En el documental sobre el Holocausto de Claude Lanzmann, un judío checo, Filip Müller, que sobrevivió a Auschwitz cuenta un «acontecimiento especial».
“Un día de 1943 un preso vio a una mujer en el ‘cuarto de desvestirse’. Se acercó a hurtadillas y le dijo: ‘Vas a ser a la cámara. En poco tiempo, estaras muerta. La mujer le creyó porque lo conocía, entonces advirtió a las otras mujeres. ‘Nos van a matar. Nos van a gasear. Las madres que llevaban a sus hijos a hombros no querían oírla. Decidieron que la mujer estaba loca. Entonces, la mujer se dirigió a los hombres. Todo en vano. No es que no le creyeran. ¿Pero quién quería escuchar eso? Cuando vio que nadie la escuchaba, se suicidó. Estaba en estado de shock».
¿Porque no se resistieron aquellos prisioneros? ¿Y, hoy por qué no resistimos cuando se cierne sobre nosotros una catastrofe ecologica? ¿Por qué, si el asesinato social es inevitable, como creo que lo es, no nos defendemos? ¿Por qué cedemos al cinismo y la desesperación? ¿Por qué nos escondemos intentando saciar malamente nuestras necesidades privadas?
Si no actuamos todos somos cómplices. Todos somos cómplices si no quedamos paralizados por la fuerza abrumadora de la megamáquina, si seguimos atados a su enorme energía destructiva.
Debemos actuar. Esto significa llevar a cabo actos masivos y sostenidos de desobediencia civil. Debemos aplastar la megamáquina. No hacerlo es sucumbir al cinismo, es la muerte del espíritu, es aceptar el entumecimiento que nos está convirtiendo en engranajes humanos. No podemos entregar nuestra humanidad, sería convertirse en cómplice.
Albert Camus escribe “la única posición filosófica coherente es la rebelión, el enfrentamiento constante entre el hombre y la oscuridad. Un hombre vivo puede ser esclavizado y reducido a la condición de objeto, pero si muere negándose a ser esclavizado, ha reafirmado la existencia una naturaleza humana que se niega a ser clasificada como un simple objeto».

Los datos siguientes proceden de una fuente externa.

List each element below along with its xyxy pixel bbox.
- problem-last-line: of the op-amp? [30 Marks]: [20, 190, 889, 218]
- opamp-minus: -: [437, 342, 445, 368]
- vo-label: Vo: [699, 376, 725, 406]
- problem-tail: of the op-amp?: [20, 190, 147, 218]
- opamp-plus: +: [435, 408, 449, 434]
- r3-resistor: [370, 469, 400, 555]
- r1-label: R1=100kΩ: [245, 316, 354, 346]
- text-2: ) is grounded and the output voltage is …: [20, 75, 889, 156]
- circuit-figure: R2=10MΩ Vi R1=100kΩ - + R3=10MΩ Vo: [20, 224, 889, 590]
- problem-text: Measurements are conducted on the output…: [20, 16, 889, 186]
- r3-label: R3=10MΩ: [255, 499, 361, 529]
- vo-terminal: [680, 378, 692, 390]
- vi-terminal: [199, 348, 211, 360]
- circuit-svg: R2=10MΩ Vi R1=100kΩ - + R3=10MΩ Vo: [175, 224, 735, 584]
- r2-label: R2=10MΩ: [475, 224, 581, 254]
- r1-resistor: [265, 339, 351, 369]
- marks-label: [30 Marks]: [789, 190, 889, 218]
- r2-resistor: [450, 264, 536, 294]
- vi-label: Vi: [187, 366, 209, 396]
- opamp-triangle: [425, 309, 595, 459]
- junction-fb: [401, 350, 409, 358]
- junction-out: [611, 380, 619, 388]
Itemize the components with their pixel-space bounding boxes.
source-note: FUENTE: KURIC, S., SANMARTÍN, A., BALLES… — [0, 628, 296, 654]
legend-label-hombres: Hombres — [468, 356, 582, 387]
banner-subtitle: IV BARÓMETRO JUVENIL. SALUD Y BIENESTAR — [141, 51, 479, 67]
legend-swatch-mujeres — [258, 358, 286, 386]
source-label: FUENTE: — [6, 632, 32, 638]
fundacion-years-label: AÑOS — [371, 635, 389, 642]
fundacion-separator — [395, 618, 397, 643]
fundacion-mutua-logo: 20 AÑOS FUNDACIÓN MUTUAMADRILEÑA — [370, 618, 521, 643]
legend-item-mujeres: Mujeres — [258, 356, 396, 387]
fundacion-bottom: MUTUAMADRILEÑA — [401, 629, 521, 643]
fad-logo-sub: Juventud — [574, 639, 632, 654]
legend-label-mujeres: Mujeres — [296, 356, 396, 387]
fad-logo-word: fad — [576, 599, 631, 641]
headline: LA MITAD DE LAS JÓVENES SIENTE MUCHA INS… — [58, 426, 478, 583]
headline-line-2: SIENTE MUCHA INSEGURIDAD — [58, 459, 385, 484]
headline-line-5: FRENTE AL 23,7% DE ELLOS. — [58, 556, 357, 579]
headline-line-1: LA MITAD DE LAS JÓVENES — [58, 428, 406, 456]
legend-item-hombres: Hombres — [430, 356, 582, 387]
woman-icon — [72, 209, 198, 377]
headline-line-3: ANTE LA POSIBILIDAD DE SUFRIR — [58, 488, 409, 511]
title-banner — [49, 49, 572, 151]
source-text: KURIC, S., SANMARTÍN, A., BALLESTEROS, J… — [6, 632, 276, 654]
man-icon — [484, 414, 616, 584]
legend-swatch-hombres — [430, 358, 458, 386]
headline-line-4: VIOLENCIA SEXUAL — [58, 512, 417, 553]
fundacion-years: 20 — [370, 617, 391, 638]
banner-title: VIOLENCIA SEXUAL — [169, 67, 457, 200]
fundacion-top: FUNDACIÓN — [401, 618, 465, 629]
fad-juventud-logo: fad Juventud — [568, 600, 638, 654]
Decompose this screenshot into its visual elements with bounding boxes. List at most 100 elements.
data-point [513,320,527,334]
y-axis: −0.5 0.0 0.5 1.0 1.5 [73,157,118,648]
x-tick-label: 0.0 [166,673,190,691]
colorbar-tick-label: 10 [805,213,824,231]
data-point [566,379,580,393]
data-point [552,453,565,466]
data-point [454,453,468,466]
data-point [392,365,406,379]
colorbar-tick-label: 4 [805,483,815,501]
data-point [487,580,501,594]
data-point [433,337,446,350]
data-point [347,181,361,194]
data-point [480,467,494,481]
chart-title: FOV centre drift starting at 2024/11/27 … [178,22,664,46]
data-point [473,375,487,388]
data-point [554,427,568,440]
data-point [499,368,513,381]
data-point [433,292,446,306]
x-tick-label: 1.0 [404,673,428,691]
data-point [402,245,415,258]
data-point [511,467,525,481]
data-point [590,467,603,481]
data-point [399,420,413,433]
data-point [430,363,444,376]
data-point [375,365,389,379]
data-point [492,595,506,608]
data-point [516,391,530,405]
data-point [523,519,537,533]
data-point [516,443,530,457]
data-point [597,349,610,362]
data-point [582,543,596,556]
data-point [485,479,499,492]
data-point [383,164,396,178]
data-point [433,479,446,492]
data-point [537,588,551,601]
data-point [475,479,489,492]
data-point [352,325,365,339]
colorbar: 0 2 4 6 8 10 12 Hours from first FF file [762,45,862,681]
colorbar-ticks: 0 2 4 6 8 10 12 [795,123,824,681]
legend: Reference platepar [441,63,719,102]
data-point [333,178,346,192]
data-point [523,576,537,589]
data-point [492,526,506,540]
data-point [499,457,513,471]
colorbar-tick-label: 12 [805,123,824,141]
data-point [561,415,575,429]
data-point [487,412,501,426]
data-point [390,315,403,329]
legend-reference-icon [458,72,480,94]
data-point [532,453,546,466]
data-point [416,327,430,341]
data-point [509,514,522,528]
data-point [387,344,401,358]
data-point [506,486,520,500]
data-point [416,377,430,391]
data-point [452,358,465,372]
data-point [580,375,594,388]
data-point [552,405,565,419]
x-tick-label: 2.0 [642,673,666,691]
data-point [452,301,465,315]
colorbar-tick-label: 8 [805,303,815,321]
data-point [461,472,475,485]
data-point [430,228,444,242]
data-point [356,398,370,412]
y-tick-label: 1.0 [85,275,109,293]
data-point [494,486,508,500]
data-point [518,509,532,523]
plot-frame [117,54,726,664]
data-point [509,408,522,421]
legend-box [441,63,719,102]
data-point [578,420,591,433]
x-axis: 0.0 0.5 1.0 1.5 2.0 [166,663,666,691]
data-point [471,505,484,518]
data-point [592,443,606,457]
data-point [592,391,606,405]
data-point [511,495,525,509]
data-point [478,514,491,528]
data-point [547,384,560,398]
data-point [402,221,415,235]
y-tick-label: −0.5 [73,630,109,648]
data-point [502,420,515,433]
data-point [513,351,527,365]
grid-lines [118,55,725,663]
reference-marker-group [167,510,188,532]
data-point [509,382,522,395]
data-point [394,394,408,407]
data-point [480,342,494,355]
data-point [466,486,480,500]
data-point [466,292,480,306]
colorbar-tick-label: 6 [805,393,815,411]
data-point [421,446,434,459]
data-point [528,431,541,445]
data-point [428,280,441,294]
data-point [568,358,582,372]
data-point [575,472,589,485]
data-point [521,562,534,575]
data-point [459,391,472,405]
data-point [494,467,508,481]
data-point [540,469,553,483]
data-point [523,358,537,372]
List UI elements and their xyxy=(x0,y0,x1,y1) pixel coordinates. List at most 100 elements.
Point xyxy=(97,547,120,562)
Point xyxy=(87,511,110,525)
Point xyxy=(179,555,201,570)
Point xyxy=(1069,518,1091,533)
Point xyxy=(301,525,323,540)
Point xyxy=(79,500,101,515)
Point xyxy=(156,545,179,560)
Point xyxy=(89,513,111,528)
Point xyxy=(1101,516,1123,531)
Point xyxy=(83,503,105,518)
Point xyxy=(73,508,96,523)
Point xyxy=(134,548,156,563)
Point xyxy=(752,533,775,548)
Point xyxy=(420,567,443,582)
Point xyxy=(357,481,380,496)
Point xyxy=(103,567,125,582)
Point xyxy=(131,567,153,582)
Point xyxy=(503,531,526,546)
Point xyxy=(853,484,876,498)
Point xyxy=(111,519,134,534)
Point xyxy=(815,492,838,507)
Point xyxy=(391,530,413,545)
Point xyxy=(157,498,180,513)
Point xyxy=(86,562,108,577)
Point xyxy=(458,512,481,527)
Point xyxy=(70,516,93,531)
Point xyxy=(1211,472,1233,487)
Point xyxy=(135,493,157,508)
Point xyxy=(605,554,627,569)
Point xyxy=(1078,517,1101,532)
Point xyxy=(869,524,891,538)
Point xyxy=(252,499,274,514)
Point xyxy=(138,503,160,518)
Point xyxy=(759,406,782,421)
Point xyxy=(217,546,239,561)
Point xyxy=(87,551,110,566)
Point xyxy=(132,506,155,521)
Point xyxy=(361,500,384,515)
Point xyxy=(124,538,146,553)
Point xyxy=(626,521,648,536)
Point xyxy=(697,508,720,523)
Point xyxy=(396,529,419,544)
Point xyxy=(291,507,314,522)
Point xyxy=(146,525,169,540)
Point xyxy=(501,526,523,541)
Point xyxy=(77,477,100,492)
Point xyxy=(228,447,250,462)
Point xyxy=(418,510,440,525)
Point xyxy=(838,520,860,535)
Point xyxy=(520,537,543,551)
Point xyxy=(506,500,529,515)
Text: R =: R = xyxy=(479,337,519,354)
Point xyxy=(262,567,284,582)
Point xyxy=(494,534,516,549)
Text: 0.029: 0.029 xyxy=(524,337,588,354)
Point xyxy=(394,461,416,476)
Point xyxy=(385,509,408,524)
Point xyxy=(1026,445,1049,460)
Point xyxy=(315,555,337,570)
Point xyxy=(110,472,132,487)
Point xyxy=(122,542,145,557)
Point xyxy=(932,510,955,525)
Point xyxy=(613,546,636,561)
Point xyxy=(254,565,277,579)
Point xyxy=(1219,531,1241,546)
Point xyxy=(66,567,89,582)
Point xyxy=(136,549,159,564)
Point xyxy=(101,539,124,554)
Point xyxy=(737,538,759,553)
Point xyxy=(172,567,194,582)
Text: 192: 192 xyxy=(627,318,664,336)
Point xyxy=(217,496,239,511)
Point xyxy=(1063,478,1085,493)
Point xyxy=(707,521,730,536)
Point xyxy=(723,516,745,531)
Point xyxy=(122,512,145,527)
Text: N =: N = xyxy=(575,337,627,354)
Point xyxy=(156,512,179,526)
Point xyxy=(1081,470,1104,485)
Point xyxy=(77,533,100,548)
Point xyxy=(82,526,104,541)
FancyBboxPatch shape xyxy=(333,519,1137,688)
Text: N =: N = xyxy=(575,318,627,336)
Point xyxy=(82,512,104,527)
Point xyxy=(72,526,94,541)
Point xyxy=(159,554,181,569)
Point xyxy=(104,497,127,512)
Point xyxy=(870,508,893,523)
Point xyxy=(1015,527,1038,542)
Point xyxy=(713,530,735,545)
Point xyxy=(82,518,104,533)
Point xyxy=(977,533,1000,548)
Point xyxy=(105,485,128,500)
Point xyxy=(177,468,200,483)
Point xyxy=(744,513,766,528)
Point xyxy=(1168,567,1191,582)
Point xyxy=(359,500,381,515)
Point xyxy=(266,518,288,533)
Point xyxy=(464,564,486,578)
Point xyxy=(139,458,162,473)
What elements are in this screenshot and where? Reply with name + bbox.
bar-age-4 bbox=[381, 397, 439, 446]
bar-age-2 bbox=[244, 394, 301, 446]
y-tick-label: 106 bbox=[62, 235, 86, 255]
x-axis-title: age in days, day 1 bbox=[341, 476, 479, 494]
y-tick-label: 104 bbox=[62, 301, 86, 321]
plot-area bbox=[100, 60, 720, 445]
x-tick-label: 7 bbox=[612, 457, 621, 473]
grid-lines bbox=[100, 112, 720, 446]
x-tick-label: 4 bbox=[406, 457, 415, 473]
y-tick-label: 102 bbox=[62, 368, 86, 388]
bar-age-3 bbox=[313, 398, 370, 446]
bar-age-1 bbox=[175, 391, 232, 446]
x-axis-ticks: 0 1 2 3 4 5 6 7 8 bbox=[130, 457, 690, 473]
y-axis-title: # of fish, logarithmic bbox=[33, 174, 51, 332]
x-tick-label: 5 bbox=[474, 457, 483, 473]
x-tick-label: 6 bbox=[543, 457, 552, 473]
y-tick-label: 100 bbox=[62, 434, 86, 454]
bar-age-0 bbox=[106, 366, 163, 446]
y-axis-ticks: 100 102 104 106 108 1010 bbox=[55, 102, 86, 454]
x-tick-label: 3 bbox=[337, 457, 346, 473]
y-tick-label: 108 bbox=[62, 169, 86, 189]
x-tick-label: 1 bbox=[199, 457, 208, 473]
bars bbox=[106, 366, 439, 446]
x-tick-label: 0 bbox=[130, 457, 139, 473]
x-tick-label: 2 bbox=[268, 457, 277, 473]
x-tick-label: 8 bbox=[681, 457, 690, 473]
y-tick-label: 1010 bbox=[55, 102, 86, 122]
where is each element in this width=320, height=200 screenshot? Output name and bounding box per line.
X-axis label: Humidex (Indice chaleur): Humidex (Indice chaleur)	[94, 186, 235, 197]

La capacidad de ejercer autonomía moral, de negarse a cooperar, de destrozar la megamáquina, es la única posibilidad que queda a la libertad y a una vida con sentido. La rebelión erosiona, aunque de manera imperceptible, las estructuras de la opresión. Alimenta el fuego de la empatía, la compasión y la justicia. Este fuego nunca es insignificante. Mantiene viva la capacidad del ser humano. Mantiene viva la posibilidad, por débil que sea, afirma la conciencia de que se puede detener las fuerzas que orquestan el asesinato social. La rebelión debe ser abrazada, no solo por lo que se llegará a lograr, sino por lo que nos permitirá llegar a ser. En este acontecer encontraremos la esperanza.